為了讓女兒走出陰影,父親湯雲霄每到周末都放下自己開的餐館,開車帶著女兒到成都學音樂。當時家裡條件不好,想盡辦法才湊夠讀藝術高中所需的10多萬元。

「悲傷的事情只會越說越悲傷。不如讓她學自己想學的東西,轉移注意力。」湯雲霄向中國青年報·中青在線記者感慨,那個過程「很難很難」。

她幾乎無法一個人出門,重的行李拎不動,按不到電梯按鈕。她坐公交容易被人擠倒,地鐵的座椅太滑沒法坐,因為雙腳不能著地,稍不注意就會滑到地上。連計程車都無視她的招攬——他們覺得她是小孩子,付不起錢。

最害怕的,還是空氣突然安靜。那總是發生在湯星月出場的時候。不管什麼場合,她的出現總能吸引所有人的注意,空氣彷彿凝固了一般,然後傳來一陣陣低聲的議論。

很長一段時間裡,湯星月都想把自己藏起來。因為受不了路人注視的目光,她只敢埋著頭走路。那時,一起出門的妹妹只能在街對面走,或者在後面遠遠跟著。回到家裡,見到女兒陰沉著臉,父母也不敢多問。

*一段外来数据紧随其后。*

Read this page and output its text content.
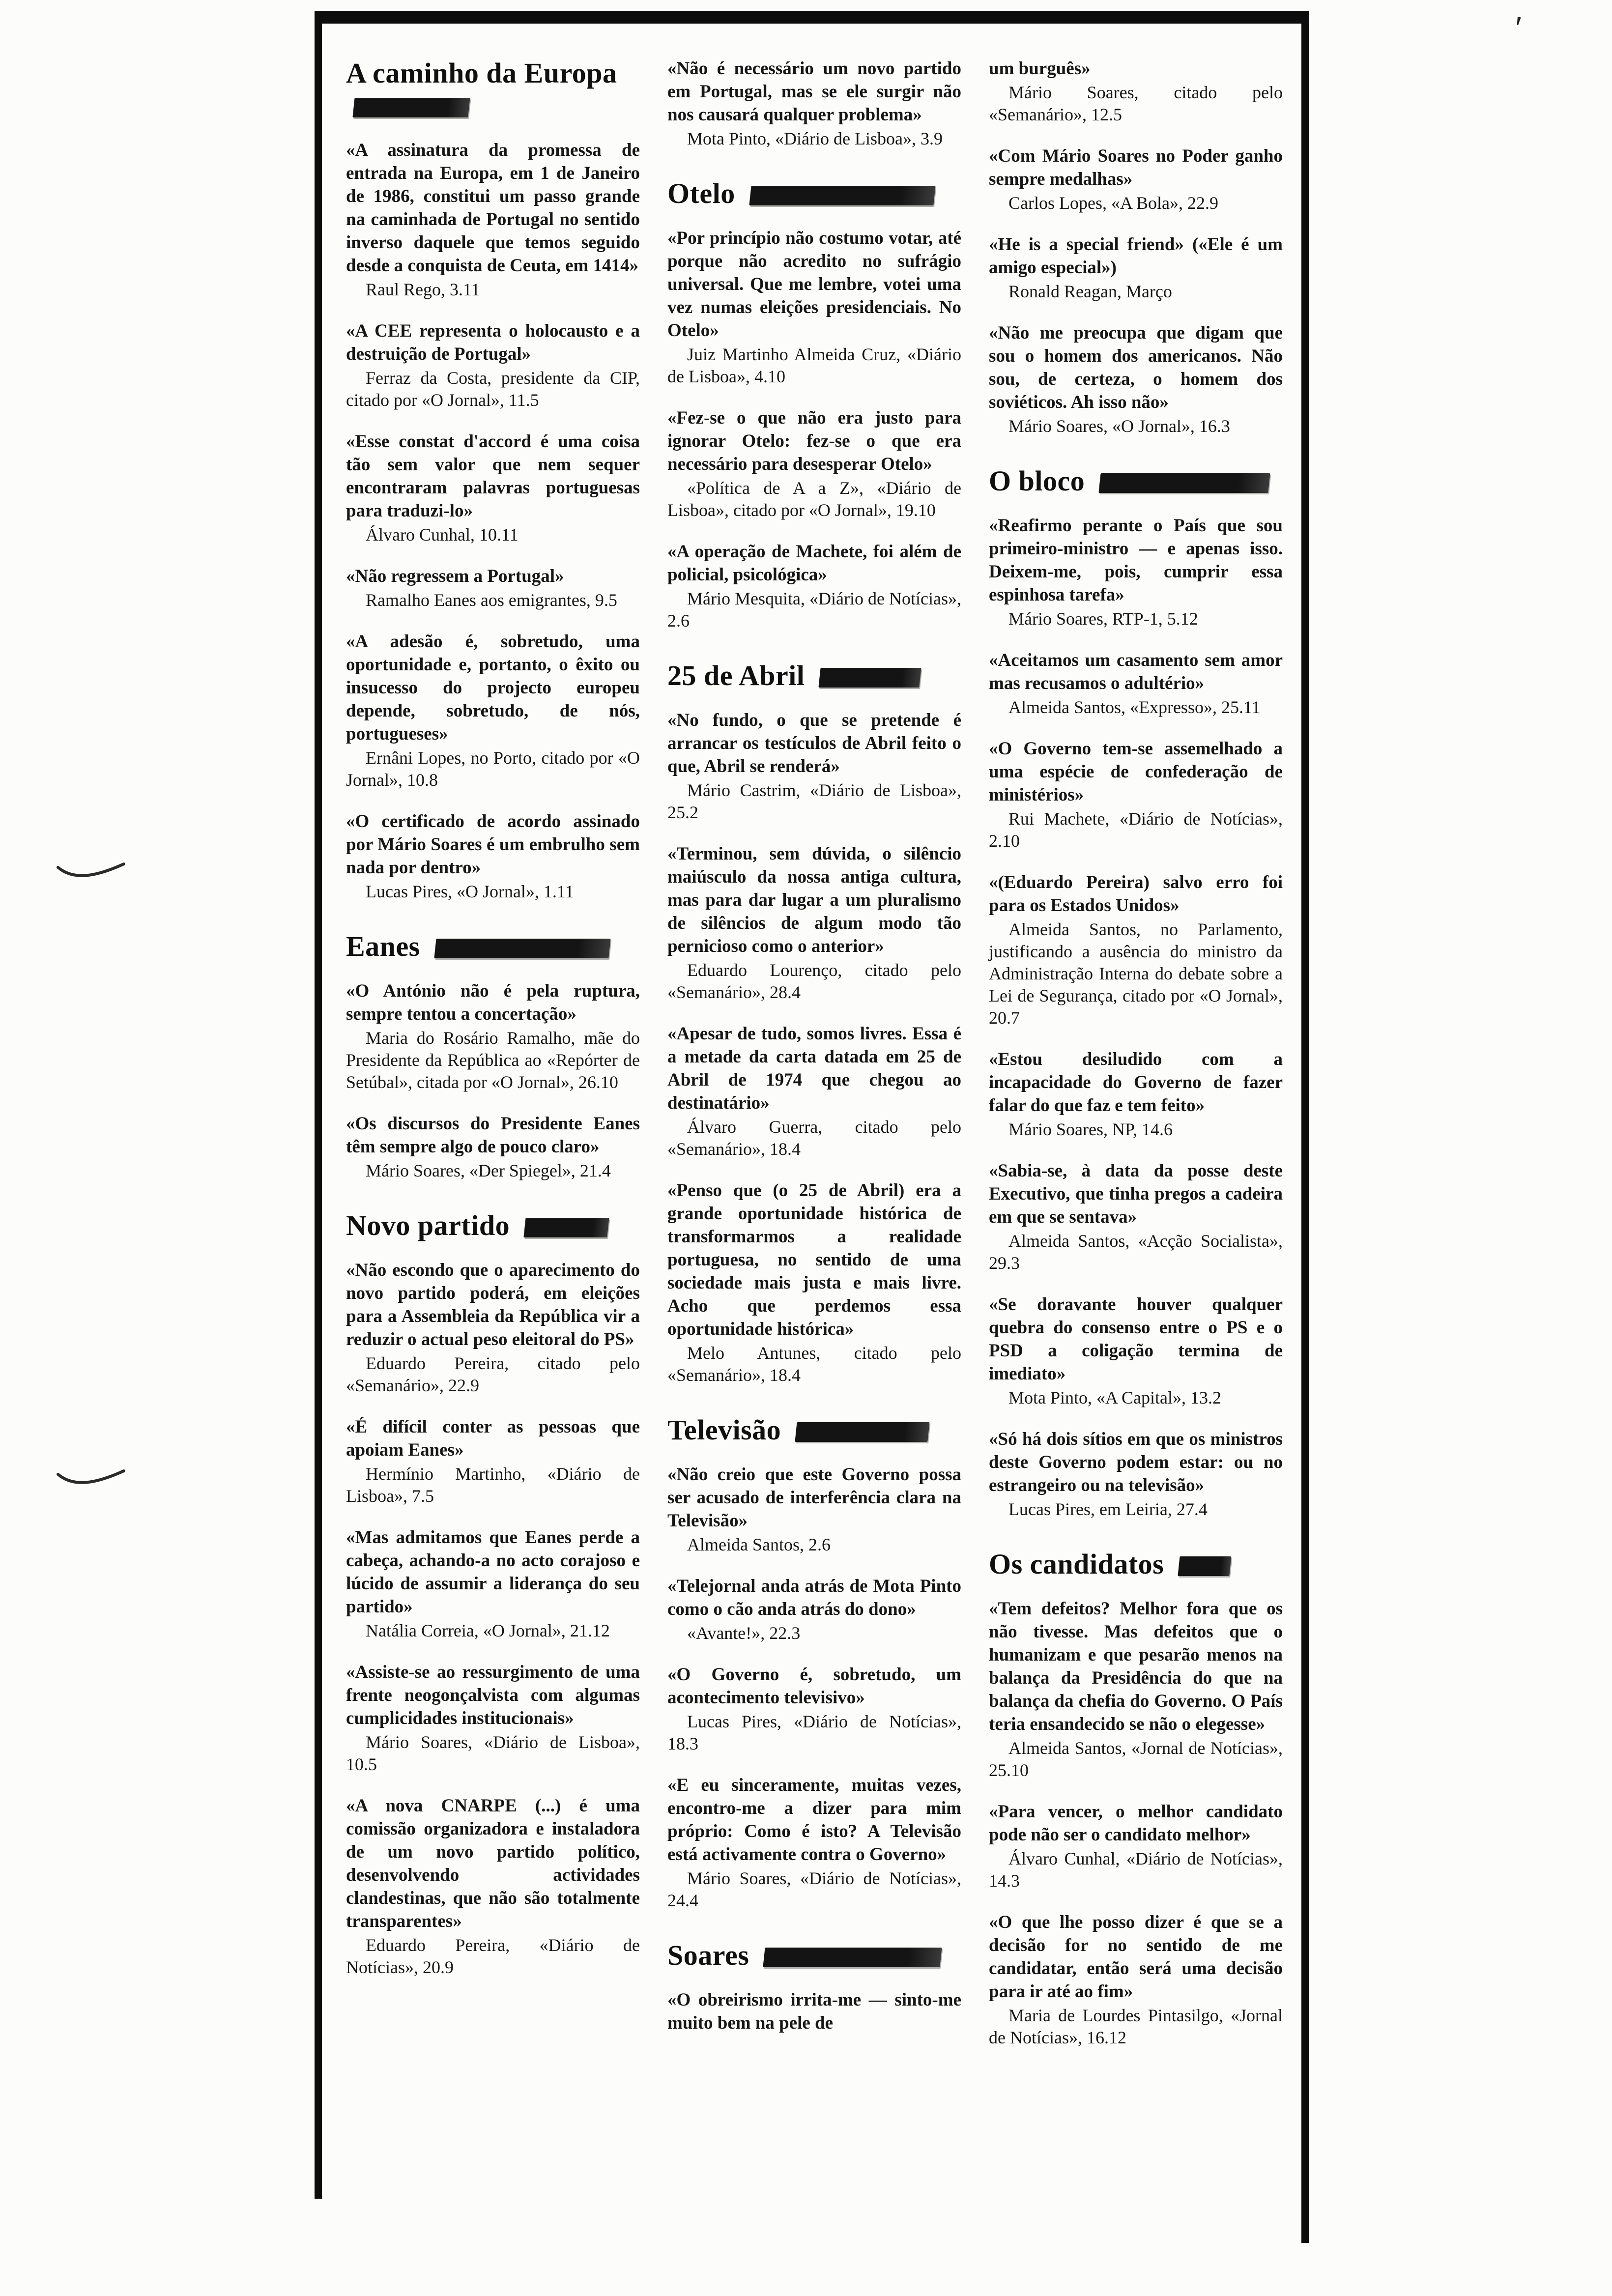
'
A caminho da Europa

«A assinatura da promessa de entrada na Europa, em 1 de Janeiro de 1986, constitui um passo grande na caminhada de Portugal no sentido inverso daquele que temos seguido desde a conquista de Ceuta, em 1414»

Raul Rego, 3.11

«A CEE representa o holocausto e a destruição de Portugal»

Ferraz da Costa, presidente da CIP, citado por «O Jornal», 11.5

«Esse constat d'accord é uma coisa tão sem valor que nem sequer encontraram palavras portuguesas para traduzi-lo»

Álvaro Cunhal, 10.11

«Não regressem a Portugal»

Ramalho Eanes aos emigrantes, 9.5

«A adesão é, sobretudo, uma oportunidade e, portanto, o êxito ou insucesso do projecto europeu depende, sobretudo, de nós, portugueses»

Ernâni Lopes, no Porto, citado por «O Jornal», 10.8

«O certificado de acordo assinado por Mário Soares é um embrulho sem nada por dentro»

Lucas Pires, «O Jornal», 1.11

Eanes

«O António não é pela ruptura, sempre tentou a concertação»

Maria do Rosário Ramalho, mãe do Presidente da República ao «Repórter de Setúbal», citada por «O Jornal», 26.10

«Os discursos do Presidente Eanes têm sempre algo de pouco claro»

Mário Soares, «Der Spiegel», 21.4

Novo partido

«Não escondo que o aparecimento do novo partido poderá, em eleições para a Assembleia da República vir a reduzir o actual peso eleitoral do PS»

Eduardo Pereira, citado pelo «Semanário», 22.9

«É difícil conter as pessoas que apoiam Eanes»

Hermínio Martinho, «Diário de Lisboa», 7.5

«Mas admitamos que Eanes perde a cabeça, achando-a no acto corajoso e lúcido de assumir a liderança do seu partido»

Natália Correia, «O Jornal», 21.12

«Assiste-se ao ressurgimento de uma frente neogonçalvista com algumas cumplicidades institucionais»

Mário Soares, «Diário de Lisboa», 10.5

«A nova CNARPE (...) é uma comissão organizadora e instaladora de um novo partido político, desenvolvendo actividades clandestinas, que não são totalmente transparentes»

Eduardo Pereira, «Diário de Notícias», 20.9

«Não é necessário um novo partido em Portugal, mas se ele surgir não nos causará qualquer problema»

Mota Pinto, «Diário de Lisboa», 3.9

Otelo

«Por princípio não costumo votar, até porque não acredito no sufrágio universal. Que me lembre, votei uma vez numas eleições presidenciais. No Otelo»

Juiz Martinho Almeida Cruz, «Diário de Lisboa», 4.10

«Fez-se o que não era justo para ignorar Otelo: fez-se o que era necessário para desesperar Otelo»

«Política de A a Z», «Diário de Lisboa», citado por «O Jornal», 19.10

«A operação de Machete, foi além de policial, psicológica»

Mário Mesquita, «Diário de Notícias», 2.6

25 de Abril

«No fundo, o que se pretende é arrancar os testículos de Abril feito o que, Abril se renderá»

Mário Castrim, «Diário de Lisboa», 25.2

«Terminou, sem dúvida, o silêncio maiúsculo da nossa antiga cultura, mas para dar lugar a um pluralismo de silêncios de algum modo tão pernicioso como o anterior»

Eduardo Lourenço, citado pelo «Semanário», 28.4

«Apesar de tudo, somos livres. Essa é a metade da carta datada em 25 de Abril de 1974 que chegou ao destinatário»

Álvaro Guerra, citado pelo «Semanário», 18.4

«Penso que (o 25 de Abril) era a grande oportunidade histórica de transformarmos a realidade portuguesa, no sentido de uma sociedade mais justa e mais livre. Acho que perdemos essa oportunidade histórica»

Melo Antunes, citado pelo «Semanário», 18.4

Televisão

«Não creio que este Governo possa ser acusado de interferência clara na Televisão»

Almeida Santos, 2.6

«Telejornal anda atrás de Mota Pinto como o cão anda atrás do dono»

«Avante!», 22.3

«O Governo é, sobretudo, um acontecimento televisivo»

Lucas Pires, «Diário de Notícias», 18.3

«E eu sinceramente, muitas vezes, encontro-me a dizer para mim próprio: Como é isto? A Televisão está activamente contra o Governo»

Mário Soares, «Diário de Notícias», 24.4

Soares

«O obreirismo irrita-me — sinto-me muito bem na pele de

um burguês»

Mário Soares, citado pelo «Semanário», 12.5

«Com Mário Soares no Poder ganho sempre medalhas»

Carlos Lopes, «A Bola», 22.9

«He is a special friend» («Ele é um amigo especial»)

Ronald Reagan, Março

«Não me preocupa que digam que sou o homem dos americanos. Não sou, de certeza, o homem dos soviéticos. Ah isso não»

Mário Soares, «O Jornal», 16.3

O bloco

«Reafirmo perante o País que sou primeiro-ministro — e apenas isso. Deixem-me, pois, cumprir essa espinhosa tarefa»

Mário Soares, RTP-1, 5.12

«Aceitamos um casamento sem amor mas recusamos o adultério»

Almeida Santos, «Expresso», 25.11

«O Governo tem-se assemelhado a uma espécie de confederação de ministérios»

Rui Machete, «Diário de Notícias», 2.10

«(Eduardo Pereira) salvo erro foi para os Estados Unidos»

Almeida Santos, no Parlamento, justificando a ausência do ministro da Administração Interna do debate sobre a Lei de Segurança, citado por «O Jornal», 20.7

«Estou desiludido com a incapacidade do Governo de fazer falar do que faz e tem feito»

Mário Soares, NP, 14.6

«Sabia-se, à data da posse deste Executivo, que tinha pregos a cadeira em que se sentava»

Almeida Santos, «Acção Socialista», 29.3

«Se doravante houver qualquer quebra do consenso entre o PS e o PSD a coligação termina de imediato»

Mota Pinto, «A Capital», 13.2

«Só há dois sítios em que os ministros deste Governo podem estar: ou no estrangeiro ou na televisão»

Lucas Pires, em Leiria, 27.4

Os candidatos

«Tem defeitos? Melhor fora que os não tivesse. Mas defeitos que o humanizam e que pesarão menos na balança da Presidência do que na balança da chefia do Governo. O País teria ensandecido se não o elegesse»

Almeida Santos, «Jornal de Notícias», 25.10

«Para vencer, o melhor candidato pode não ser o candidato melhor»

Álvaro Cunhal, «Diário de Notícias», 14.3

«O que lhe posso dizer é que se a decisão for no sentido de me candidatar, então será uma decisão para ir até ao fim»

Maria de Lourdes Pintasilgo, «Jornal de Notícias», 16.12
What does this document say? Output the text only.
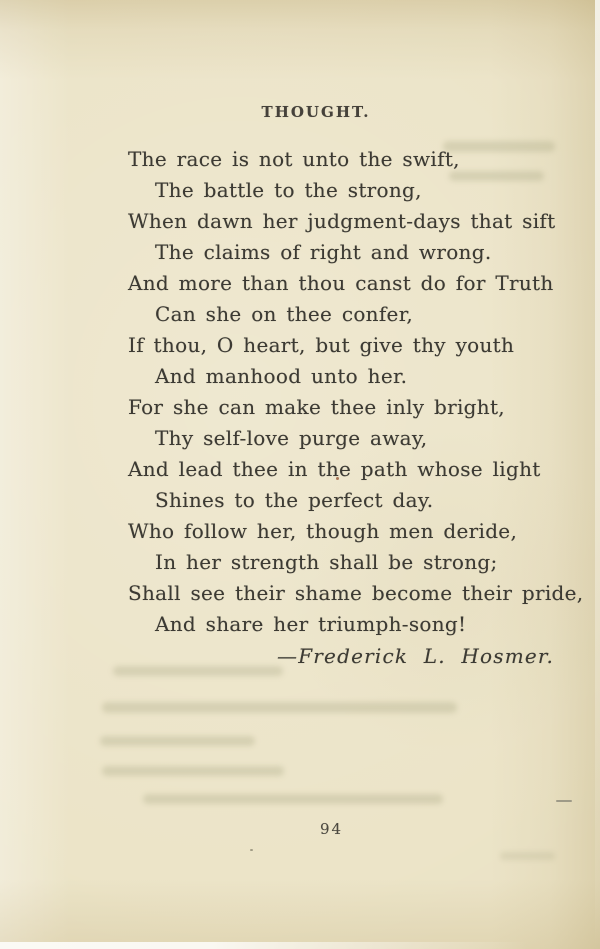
THOUGHT.
The race is not unto the swift,
The battle to the strong,
When dawn her judgment-days that sift
The claims of right and wrong.
And more than thou canst do for Truth
Can she on thee confer,
If thou, O heart, but give thy youth
And manhood unto her.
For she can make thee inly bright,
Thy self-love purge away,
And lead thee in the path whose light
Shines to the perfect day.
Who follow her, though men deride,
In her strength shall be strong;
Shall see their shame become their pride,
And share her triumph-song!
—Frederick L. Hosmer.
94
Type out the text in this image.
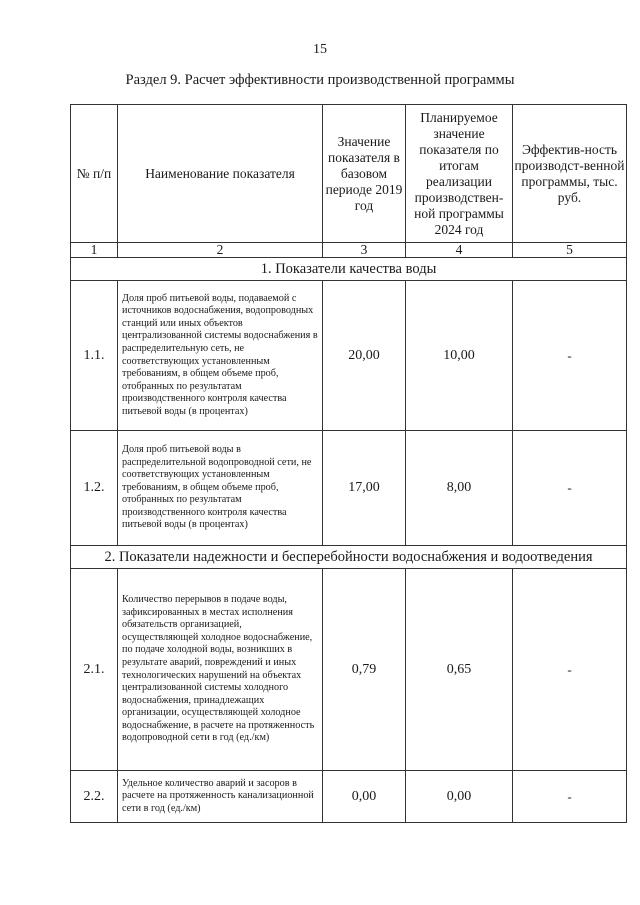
15
Раздел 9. Расчет эффективности производственной программы
№ п/п	Наименование показателя	Значение показателя в базовом периоде 2019 год	Планируемое значение показателя по итогам реализации производствен-ной программы 2024 год	Эффектив-ность производст-венной программы, тыс. руб.
1	2	3	4	5
1. Показатели качества воды				
1.1.	Доля проб питьевой воды, подаваемой с источников водоснабжения, водопроводных станций или иных объектов централизованной системы водоснабжения в распределительную сеть, не соответствующих установленным требованиям, в общем объеме проб, отобранных по результатам производственного контроля качества питьевой воды (в процентах)	20,00	10,00	-
1.2.	Доля проб питьевой воды в распределительной водопроводной сети, не соответствующих установленным требованиям, в общем объеме проб, отобранных по результатам производственного контроля качества питьевой воды (в процентах)	17,00	8,00	-
2. Показатели надежности и бесперебойности водоснабжения и водоотведения				
2.1.	Количество перерывов в подаче воды, зафиксированных в местах исполнения обязательств организацией, осуществляющей холодное водоснабжение, по подаче холодной воды, возникших в результате аварий, повреждений и иных технологических нарушений на объектах централизованной системы холодного водоснабжения, принадлежащих организации, осуществляющей холодное водоснабжение, в расчете на протяженность водопроводной сети в год (ед./км)	0,79	0,65	-
2.2.	Удельное количество аварий и засоров в расчете на протяженность канализационной сети в год (ед./км)	0,00	0,00	-
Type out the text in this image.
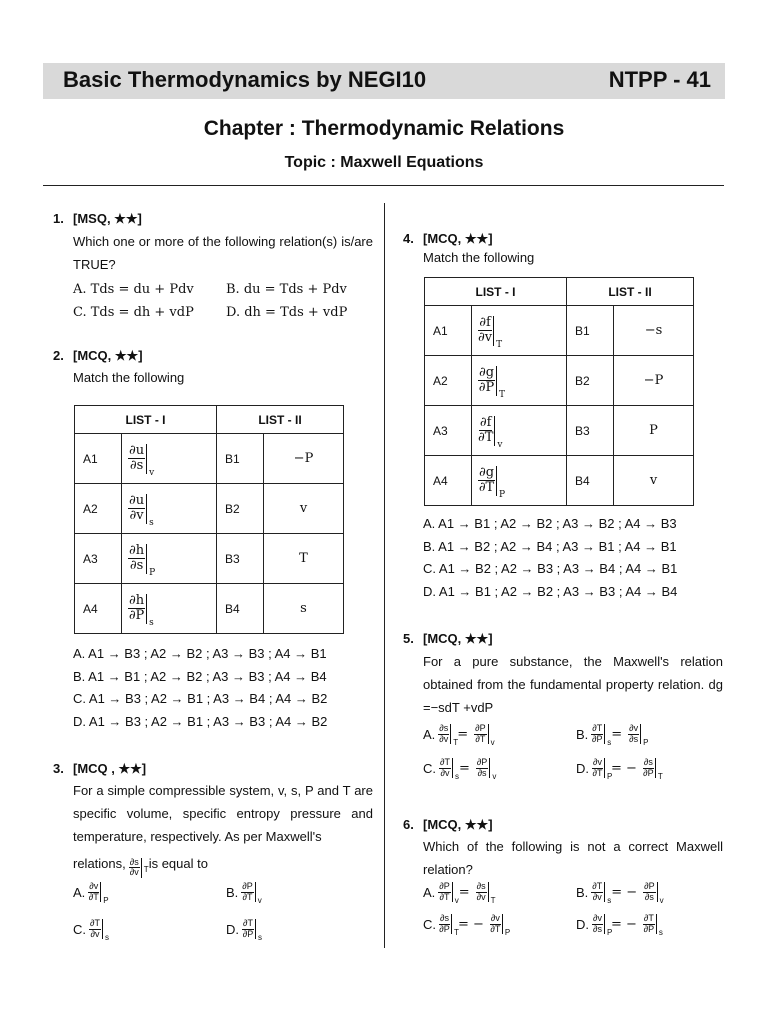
Basic Thermodynamics by NEGI10	NTPP - 41
Chapter : Thermodynamic Relations
Topic : Maxwell Equations
1. [MSQ, ★★]
Which one or more of the following relation(s) is/are TRUE?
A. Tds = du + Pdv B. du = Tds + Pdv
C. Tds = dh + vdP D. dh = Tds + vdP
2. [MCQ, ★★]
Match the following
LIST - I		LIST - II	
A1	$\frac{\partial u}{\partial s}$ v	B1	−P
A2	$\frac{\partial u}{\partial v}$ s	B2	v
A3	$\frac{\partial h}{\partial s}$ P	B3	T
A4	$\frac{\partial h}{\partial P}$ s	B4	s
A. A1 → B3 ; A2 → B2 ; A3 → B3 ; A4 → B1
B. A1 → B1 ; A2 → B2 ; A3 → B3 ; A4 → B4
C. A1 → B3 ; A2 → B1 ; A3 → B4 ; A4 → B2
D. A1 → B3 ; A2 → B1 ; A3 → B3 ; A4 → B2
3. [MCQ , ★★]
For a simple compressible system, v, s, P and T are specific volume, specific entropy pressure and temperature, respectively. As per Maxwell's
relations, $\frac{\partial s}{\partial v}$ T is equal to
A. $\frac{\partial v}{\partial T}$ P
B. $\frac{\partial P}{\partial T}$ v
C. $\frac{\partial T}{\partial v}$ s
D. $\frac{\partial T}{\partial P}$ s
4. [MCQ, ★★]
Match the following
LIST - I		LIST - II	
A1	$\frac{\partial f}{\partial v}$ T	B1	−s
A2	$\frac{\partial g}{\partial P}$ T	B2	−P
A3	$\frac{\partial f}{\partial T}$ v	B3	P
A4	$\frac{\partial g}{\partial T}$ P	B4	v
A. A1 → B1 ; A2 → B2 ; A3 → B2 ; A4 → B3
B. A1 → B2 ; A2 → B4 ; A3 → B1 ; A4 → B1
C. A1 → B2 ; A2 → B3 ; A3 → B4 ; A4 → B1
D. A1 → B1 ; A2 → B2 ; A3 → B3 ; A4 → B4
5. [MCQ, ★★]
For a pure substance, the Maxwell's relation obtained from the fundamental property relation. dg =−sdT +vdP
A. $\frac{\partial s}{\partial v}$ T
= $\frac{\partial P}{\partial T}$ v
B. $\frac{\partial T}{\partial P}$ s
= $\frac{\partial v}{\partial s}$ P
C. $\frac{\partial T}{\partial v}$ s
= $\frac{\partial P}{\partial s}$ v
D. $\frac{\partial v}{\partial T}$ P
= − $\frac{\partial s}{\partial P}$ T
6. [MCQ, ★★]
Which of the following is not a correct Maxwell relation?
A. $\frac{\partial P}{\partial T}$ v
= $\frac{\partial s}{\partial v}$ T
B. $\frac{\partial T}{\partial v}$ s
= − $\frac{\partial P}{\partial s}$ v
C. $\frac{\partial s}{\partial P}$ T
= − $\frac{\partial v}{\partial T}$ P
D. $\frac{\partial v}{\partial s}$ P
= − $\frac{\partial T}{\partial P}$ s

因為融入不了寢室的氛圍,她寧可和認識的同學擠一張床睡。專業課開始前,同學都有說有笑的,只有她一個人站在角落。高中開學一個月,她都沒有跟同桌說過話,總覺得全班70多雙眼睛都在盯著自己。

2017年7月,湯星月被四川電影電視學院錄取,成為映秀鎮上少有的考上本科的人。過去鎮上指指點點、說她是累贅的人開始誇她爭氣。她這才不再害怕路人的目光,出門時大方地被11歲的妹妹摟在懷裡,「我就是這麼矮」。

在學校里,湯星月很早就起床,從不逃課。她的頭剛剛能夠露出課桌,雙腳完全懸空。每堂課聽下來,她要換很多種姿勢,因為身體會發麻。學通俗唱法的她還向老師討教美聲、民族唱法,請同學糾正發聲方式。到了周末她也閑不下來,每周都學習架子鼓,參加公益活動。

室友賓茹覺得湯星月更像是大家的姐姐。班裡家庭條件不好的同學沒有貧困生的補助,湯星月領著他向輔導員爭取來一個名額。她自己有演出的機會,總會帶上同學一起去。同學手機壞了,她把蘋果手機借給別人,自己用美圖手機。

她是同學眼裡「酷酷」的女生,喜歡有才華的小眾歌手,看不上很多同學迷戀的薛之謙等明星。她不玩抖音、快手,不喜歡去歡樂谷,「那是給小孩子玩的」。她的衣服多是嘻哈風,很少有女孩子氣的。

她打扮時尚,到哪裡總是化著妝。遇到尷尬,她試著用玩笑化解。哪怕是剛認識的人,她都能談笑一整天。

地震的傷痕被她藏得越來越深。但她永遠記得,最初把她引上音樂道路的老師在地震中喪生,班上44個同學只活下來11個,「不敢面對他們的父母」。沒事的時候,她會到映秀小學的遺址上走走,那裡還保留著國旗杆和操場。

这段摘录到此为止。